И вот поезд стоял посреди земли, и никуда не ехал. И сдвижные двери телячьих вагонов были открыты на обе стороны. И к этим дверям была очередь из мужчин и женщин, молодых и старых, и все они были голые, но стыда никакого не было. И конца-края очереди не было тоже.
Одни входили в вагоны, другие оставались там, третьи выходили с противоположной стороны, потом и те, что оставались, выходили, а заходили новые, а те, прежние, снова вставали в очередь, и так повторялось раз от разу. И гул стоял над землей от их голосов.
А мимо проходили обычные люди, в обычной одежде, кто в довоенной, какой ее Славик из детства помнил, кто в послевоенной, а кто и совсем в нынешней. И тех, кто в очереди к вагонам стоял, они не видели, и самих вагонов не видели, и не слышали того, что говорили те, из очереди.
А говорили они на разных языках, и не друг с другом, а каждый как бы сам с собой. И Славик отчего-то все понимал.
Дети говорили с родителями, а родители с детьми, и возлюбленные говорили со своими возлюбленными. И все это были слова прощенья и любви, и были они – как свет во тьме.
А люди, которые шли мимо, те, как в мороке, чем дальше от поезда отходили, тем тяжелее им было двигаться, точно ноги у них свинцом наливались, и все они были тут, и никуда не могли деться.
И вращение их было, как вращение пустых жерновов.

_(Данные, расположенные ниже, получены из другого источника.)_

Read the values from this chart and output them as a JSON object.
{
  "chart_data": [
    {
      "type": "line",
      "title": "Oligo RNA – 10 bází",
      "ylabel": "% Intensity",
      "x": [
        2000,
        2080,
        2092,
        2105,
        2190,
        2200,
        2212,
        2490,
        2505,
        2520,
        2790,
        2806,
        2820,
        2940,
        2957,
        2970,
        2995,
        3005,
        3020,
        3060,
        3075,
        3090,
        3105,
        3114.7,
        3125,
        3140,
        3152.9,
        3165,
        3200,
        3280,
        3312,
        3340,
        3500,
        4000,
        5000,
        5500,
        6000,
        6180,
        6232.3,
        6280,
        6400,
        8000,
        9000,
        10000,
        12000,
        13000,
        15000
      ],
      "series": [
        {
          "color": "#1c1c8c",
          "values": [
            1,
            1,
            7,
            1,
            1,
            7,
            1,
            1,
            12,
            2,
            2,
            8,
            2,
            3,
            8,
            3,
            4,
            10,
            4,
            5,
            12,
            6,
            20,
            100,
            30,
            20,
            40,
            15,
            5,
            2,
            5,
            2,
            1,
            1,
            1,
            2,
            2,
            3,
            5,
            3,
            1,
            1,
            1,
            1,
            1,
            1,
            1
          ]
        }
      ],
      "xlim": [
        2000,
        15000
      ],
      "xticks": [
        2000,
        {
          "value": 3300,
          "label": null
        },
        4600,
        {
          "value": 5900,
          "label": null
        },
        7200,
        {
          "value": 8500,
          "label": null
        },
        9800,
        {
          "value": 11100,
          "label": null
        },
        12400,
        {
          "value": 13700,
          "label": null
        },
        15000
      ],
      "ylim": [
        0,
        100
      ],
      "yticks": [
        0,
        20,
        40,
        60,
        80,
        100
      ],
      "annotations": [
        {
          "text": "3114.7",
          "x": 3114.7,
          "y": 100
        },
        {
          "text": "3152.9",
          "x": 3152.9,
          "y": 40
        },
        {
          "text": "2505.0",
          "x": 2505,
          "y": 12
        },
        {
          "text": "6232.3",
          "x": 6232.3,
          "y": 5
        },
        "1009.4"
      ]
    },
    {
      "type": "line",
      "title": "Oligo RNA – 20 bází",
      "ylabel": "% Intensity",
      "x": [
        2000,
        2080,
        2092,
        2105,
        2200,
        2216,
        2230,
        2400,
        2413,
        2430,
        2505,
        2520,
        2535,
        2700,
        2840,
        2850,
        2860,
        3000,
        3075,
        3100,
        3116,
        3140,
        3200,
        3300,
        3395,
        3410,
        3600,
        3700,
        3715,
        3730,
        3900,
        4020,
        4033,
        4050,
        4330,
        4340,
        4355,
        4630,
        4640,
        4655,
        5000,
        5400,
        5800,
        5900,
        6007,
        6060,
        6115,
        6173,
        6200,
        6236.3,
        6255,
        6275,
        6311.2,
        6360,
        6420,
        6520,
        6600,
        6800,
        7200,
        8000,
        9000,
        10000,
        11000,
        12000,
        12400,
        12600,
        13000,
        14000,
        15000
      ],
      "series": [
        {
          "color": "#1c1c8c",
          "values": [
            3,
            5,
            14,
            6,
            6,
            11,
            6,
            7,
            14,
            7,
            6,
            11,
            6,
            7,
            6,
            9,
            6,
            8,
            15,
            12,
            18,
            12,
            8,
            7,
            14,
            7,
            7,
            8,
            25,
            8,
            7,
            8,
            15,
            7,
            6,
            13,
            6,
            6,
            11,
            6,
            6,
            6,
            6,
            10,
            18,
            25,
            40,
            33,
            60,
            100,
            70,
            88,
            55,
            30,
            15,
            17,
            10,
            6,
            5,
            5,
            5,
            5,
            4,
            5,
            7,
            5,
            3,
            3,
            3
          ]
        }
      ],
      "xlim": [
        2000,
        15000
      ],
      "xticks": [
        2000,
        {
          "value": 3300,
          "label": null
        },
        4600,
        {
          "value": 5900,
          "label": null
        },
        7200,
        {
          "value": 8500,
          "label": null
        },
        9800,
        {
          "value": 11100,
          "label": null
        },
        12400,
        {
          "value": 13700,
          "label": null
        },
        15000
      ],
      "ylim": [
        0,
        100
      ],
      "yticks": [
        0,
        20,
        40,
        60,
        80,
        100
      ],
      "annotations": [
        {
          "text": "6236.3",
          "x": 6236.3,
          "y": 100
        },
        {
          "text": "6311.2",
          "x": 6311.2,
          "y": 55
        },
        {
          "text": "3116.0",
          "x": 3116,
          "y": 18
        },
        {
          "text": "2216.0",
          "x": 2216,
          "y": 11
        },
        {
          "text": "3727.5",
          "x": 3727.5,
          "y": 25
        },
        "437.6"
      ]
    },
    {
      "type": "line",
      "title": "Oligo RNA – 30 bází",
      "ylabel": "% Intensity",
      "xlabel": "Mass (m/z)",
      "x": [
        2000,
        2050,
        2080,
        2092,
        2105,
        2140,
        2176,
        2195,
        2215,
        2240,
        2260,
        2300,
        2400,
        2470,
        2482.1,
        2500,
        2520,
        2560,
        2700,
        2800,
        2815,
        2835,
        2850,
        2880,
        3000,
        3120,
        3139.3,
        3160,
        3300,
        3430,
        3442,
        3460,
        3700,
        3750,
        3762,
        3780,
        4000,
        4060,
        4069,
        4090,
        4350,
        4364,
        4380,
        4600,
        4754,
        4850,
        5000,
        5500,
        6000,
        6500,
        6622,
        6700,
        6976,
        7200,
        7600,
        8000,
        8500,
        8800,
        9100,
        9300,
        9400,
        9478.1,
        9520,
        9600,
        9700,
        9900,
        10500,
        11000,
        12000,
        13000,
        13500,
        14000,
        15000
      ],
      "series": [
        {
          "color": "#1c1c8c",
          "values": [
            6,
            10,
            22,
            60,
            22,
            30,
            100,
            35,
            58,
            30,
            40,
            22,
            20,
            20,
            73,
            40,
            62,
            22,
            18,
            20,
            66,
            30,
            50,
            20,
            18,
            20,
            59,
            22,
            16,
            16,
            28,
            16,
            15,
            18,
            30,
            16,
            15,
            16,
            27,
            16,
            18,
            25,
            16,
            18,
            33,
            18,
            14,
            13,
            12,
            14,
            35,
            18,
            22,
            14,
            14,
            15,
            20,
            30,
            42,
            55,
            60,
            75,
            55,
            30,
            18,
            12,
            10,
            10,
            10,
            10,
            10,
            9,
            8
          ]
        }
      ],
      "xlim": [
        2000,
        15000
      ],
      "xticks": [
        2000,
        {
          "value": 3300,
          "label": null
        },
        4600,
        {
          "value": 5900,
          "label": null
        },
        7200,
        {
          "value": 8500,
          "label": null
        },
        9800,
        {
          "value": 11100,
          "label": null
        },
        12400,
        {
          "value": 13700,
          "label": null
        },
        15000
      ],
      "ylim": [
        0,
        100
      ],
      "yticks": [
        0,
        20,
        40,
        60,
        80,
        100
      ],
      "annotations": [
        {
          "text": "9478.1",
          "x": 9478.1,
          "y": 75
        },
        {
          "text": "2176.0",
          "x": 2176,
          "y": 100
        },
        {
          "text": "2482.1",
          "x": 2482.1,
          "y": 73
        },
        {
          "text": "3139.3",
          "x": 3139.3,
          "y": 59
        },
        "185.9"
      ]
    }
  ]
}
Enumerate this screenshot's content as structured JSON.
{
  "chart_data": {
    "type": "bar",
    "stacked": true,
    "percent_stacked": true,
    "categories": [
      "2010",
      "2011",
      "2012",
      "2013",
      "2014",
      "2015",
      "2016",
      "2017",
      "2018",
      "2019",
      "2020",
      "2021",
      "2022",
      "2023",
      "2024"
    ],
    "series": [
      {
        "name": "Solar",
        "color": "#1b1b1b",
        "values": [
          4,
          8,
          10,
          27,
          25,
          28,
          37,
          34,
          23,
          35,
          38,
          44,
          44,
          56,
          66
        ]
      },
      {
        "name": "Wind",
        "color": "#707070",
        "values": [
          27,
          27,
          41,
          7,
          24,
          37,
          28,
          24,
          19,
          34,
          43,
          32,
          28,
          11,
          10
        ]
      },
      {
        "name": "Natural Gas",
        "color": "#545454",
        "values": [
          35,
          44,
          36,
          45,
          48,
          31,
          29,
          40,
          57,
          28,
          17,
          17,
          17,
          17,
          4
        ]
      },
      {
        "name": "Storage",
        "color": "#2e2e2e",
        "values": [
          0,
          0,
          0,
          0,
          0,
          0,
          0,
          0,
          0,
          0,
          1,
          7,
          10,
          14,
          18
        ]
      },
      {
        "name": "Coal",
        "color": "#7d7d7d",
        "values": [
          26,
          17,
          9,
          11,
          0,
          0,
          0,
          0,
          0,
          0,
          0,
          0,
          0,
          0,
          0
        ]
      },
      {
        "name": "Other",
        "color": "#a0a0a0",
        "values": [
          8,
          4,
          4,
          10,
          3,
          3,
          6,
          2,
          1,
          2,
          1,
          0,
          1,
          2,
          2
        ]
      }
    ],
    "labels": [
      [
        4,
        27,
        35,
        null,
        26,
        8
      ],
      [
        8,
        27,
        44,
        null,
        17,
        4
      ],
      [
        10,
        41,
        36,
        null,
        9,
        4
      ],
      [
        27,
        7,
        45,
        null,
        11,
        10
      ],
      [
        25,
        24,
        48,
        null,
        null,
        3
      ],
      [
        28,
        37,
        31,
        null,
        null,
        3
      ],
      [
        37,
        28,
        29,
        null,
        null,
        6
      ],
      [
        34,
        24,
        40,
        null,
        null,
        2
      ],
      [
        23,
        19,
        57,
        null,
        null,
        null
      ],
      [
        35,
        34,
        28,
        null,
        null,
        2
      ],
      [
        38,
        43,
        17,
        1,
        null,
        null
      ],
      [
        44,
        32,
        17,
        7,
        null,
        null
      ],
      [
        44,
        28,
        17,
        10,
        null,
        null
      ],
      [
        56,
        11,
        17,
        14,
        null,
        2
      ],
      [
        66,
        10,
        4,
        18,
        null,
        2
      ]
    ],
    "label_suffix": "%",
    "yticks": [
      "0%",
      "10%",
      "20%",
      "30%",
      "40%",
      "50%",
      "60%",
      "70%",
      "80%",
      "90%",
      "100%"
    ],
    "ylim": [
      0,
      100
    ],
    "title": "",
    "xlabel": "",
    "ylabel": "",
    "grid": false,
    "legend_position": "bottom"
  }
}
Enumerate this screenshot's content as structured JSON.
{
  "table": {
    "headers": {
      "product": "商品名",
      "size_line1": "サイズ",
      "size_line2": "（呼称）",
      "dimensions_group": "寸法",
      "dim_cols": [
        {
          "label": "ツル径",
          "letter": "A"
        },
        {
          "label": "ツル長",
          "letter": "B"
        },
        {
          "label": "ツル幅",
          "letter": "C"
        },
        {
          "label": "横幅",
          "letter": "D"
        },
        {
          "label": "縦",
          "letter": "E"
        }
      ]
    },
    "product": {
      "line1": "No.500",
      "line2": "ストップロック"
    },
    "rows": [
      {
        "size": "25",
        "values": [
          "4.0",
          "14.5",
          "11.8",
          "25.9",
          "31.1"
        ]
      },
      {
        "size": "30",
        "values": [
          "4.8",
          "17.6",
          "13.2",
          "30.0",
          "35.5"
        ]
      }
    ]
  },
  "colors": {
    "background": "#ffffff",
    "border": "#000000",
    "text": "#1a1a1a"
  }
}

И Славик откуда-то знал, что если бы эти обычные люди увидели и услышали других, из очереди, и сказали бы «да, и видим вас, и слышим, и не оставим вас», и если бы подошли к ним и перемешались бы с ними, и прижали их к сердцу своему, то морок бы прошел, и всякое хождение по кругу кончилось бы.
__________<Некоторые воспоминания кажутся мне сейчас, в наших обстоятельствах, неуместными. Излишне сентиментальные, они вдруг перестали быть похожими на правду. И мне нужно сделать определенное усилие, чтобы уверить себя – это было. Это как из окопа вернуться в мирную жизнь. Но когда я позволяю себе помнить, возникает ощущение света, направленного одновременно со всех сторон, поднимающего меня.
Я вспоминаю свое первое посещение Лувра. Первое, потому что все следующие разы я обходил картину, о которой хотел бы оставить эту запись.
Итак, я стоял возле портрета Джоконды. Не перед, а именно возле, потому что, когда я встал чуть поодаль, и произошло все чудесное.
Я смотрел на женщину сбоку, так, словно она была только частью другой картины, другого, более грандиозного замысла, который интуитивно я чувствовал, но которого не знал.